Male privilege happens
My male privilege happened. Or, more precisely, my lack of recognition of the fact that male privilege is real, and it favors me and others like me. No matter if we want it or not. Even after years of working in a field where social good, equality and justice are axioms, my networks were hobbled by a ridiculous metric. The amount of knowledge I can reach, the wealth of insight I can gain, the quality of skills I can count on… they are all filtered by implicit bias. It’s not only gender either: race, language, culture, and other superficial differences can effectively block us in echo chambers.
And of course, as biases do, the gender bias is a self-affirming closed loop: the more it remains unchecked, the more it tightens the screws on its own casket. We can do better.
So I scrapped the first list and decided to build a new list that would be a) better than the first, and b) have more women than men, no matter how long it took me. I was a bit worried, because I had no idea what was waiting on the other side…
Turns out, it didn’t take long at all. This apparent barrier of competence that I hear many people complain about is the flimsiest of excuses for not trying a bit harder. “We chose the best in the field”, “women just aren’t interested in this topic”, and similar vagaries are just excuses not to dig a little bit deeper.
So I searched and I tried, and — with help from my close friends and colleagues — we rebuilt the participants list that was both a) and b), and also c) richer of experience, with more breadth and diverse, insightful points of view. The workshop was an awesome success. My network grew with new, wildly intelligent people. And it radically changed my perspective on what I’m responsible for.

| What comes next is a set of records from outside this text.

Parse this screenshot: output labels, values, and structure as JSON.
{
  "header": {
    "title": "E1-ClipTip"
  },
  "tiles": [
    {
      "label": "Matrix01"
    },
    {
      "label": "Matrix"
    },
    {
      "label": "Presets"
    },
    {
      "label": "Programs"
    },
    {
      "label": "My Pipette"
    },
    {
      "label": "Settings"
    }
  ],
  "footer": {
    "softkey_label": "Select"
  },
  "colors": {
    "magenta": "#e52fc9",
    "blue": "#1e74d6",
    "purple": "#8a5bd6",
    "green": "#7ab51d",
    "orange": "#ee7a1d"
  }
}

From that day I started to actively check my privilege and make sure that for every event I organized, I invited more women than men. Why more women? Because while we’re perfectly equal in capabilities, we’re still not equal in representation. It’s on me — and each person reading this — to actively strive to rebalance the playing field.
And then, at one point, a funny thing happened: I don’t need to actively try anymore. My networks settled in a wonderfully varied mix of diversity. The implicit gender bias disappeared in a puff of smoke, as befits an insubstantial mirage. And so will yours.
Things you can do
- Invite women.
- Invite more women than men.
- If your networks can’t help you reach out to awesomely skilled women, you need better networks. So: start building those networks. Follow people who are nothing like you on Twitter; follow blogs; ask other people who are better at this for advice.
- Be openly vocal. Talk about this issue. Help others understand their blind spots. Write a blog post!
See what other smart people say (updated July 2016)
- How about an online list of incredibly skilled women? speakerinnen.org has you covered.
- Check out the Gender Avenger’s Hall of Fame and Shame.
- Read more about diversity and representation on my dear friend Zara Rahman’s blog.
- A diverse board is an independent board — on the importance of diversity in governance, by Julie Fox Gorte.
- Did you know that employees with diverse Twitter networks generate better ideas?
- Read Hacking technology’s boys club — by Anna Wiener, on writer and programmer Ellen Ullman. Choice quote: “To be perfectly clear: Ullman isn’t anti-geek-culture; she’s not anti-technology; she’s not anti-men. She doesn’t want to raze the clubhouse. She simply wants those inside to open the door.”
- Learn how “small individual bias can lead to large collective bias” through a mind-blowing interactive story by vi hart and nicky case.
- See how unintentional bias works both ways.